Afganistan ise göç vermeye devam etmektedir. On yıllardır halkı göç halinde olan bu ülke, direnmeye de devam etmektedir aynı zamanda. Yüreklerinde savaşların ve işgallerin dinmeyen acısı ve yoksulluğuyla. Onurlu bir yaşam mücadelesi inatla ve umutla sürdürülmektedir. Dünya var oldukça var olacak göçün yollara düşürdüğü insanlar, yine dünya var oldukça var olacak umutla sürdürmektedir yaşam mücadelesini. İşte bu Türk yurduna Rusların girmesinden sonra uzun yıllar süren esaret dönemi başlamıştır. Özgürlük ve selamet arayışıyla yollara düşenlerin ilk durakları Afganistan'dır. Çünkü Afganistan'ın kuzey bölümü, tarihi Türk yurdu Horasan'dan ve Türk kültüründen derin izler taşımaktadır. Savaşlar, işgaller bu görkemli geçmişin yaşandığı coğrafyayı sınırlarla bölmüştür belki. İnsanlar geride sadece mallarını mülklerini değil, yüreklerinin bir yanını bırakarak sınırları geçmişlerdir.

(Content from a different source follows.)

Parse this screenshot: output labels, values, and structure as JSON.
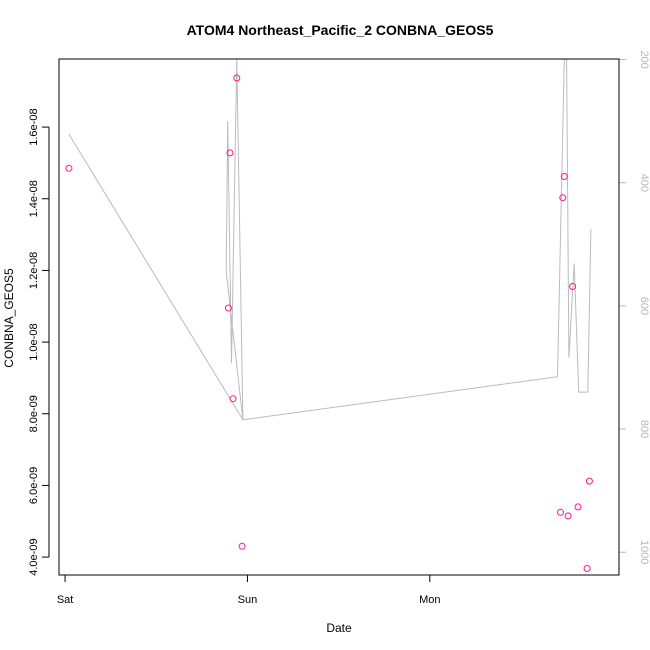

Osmanlı İmparatorluğu'nun kaybettiği topraklardaki Türk nüfusun Anadolu'ya doğru göçlerinden, her satırı acıyla, kederle, hüzünle yazılmış bir göç edebiyatı doğmuştur. Şiirler, maniler, ağıtlar, türküler ve kuşaktan kuşağa aktarılan anılarla. Gidenlerin ah'ı, kalanların ah'ına karışmıştır.
Osmanlı'nın her toprak kaybına binlerce göç hikayesi karşılık gelecektir. Osmanlı'nın Balkanlardan çekilirken arkasında bıraktığı insanlar, Mustafa Kemal Atatürk'ün ifadesiyle tarihin yazdığı savaşlarda en geride kalanlar, yani düşmanla sonuna kadar dövüşenlerdir.Onlar kaybedilmiş toprakların canlı hatıralarıdır. Yüzyıllar boyunca yaşadıkları toprakları bırakıp geri dönerken, bir gidip beş arkalarına bakanlardır.
Söyleyin dağlara rüzgara
Yurdundan sürgün çocuklara
Düşmesin kimse yılgınlığa
Dağılsak ta göç yollarında
Geçit vardır yarınlara
Geçit vardır umuda....
GÖÇ HİKAYELERİ
"Ey güzel Kırım"
Bütün ayrılıkların dayanılması güç bir hüznü ve zorluğu vardır.Bir de bu ayrılık gidişi olan ama dönüşü olmayan bir yolculuğa çıkarıyorsa insanı.Aynı havayı soluduğumuz, aynı lezzetlerle büyüdüğümüz, aynı hikayeleri dinlediğimiz kardeşlerimizden ayırıp bizi, bir gurbet iklimine sokuyorsa. Arkamızda vatan, dilimizde ağıtlar kalıyorsa.Trenler, vapurlar yürek paralayan bir şarkıya bölük bölük insan taşır. Bütün bir Kırım'ın hikayesi bir şarkıda temize çekilir; "Ey Güzel Kırım".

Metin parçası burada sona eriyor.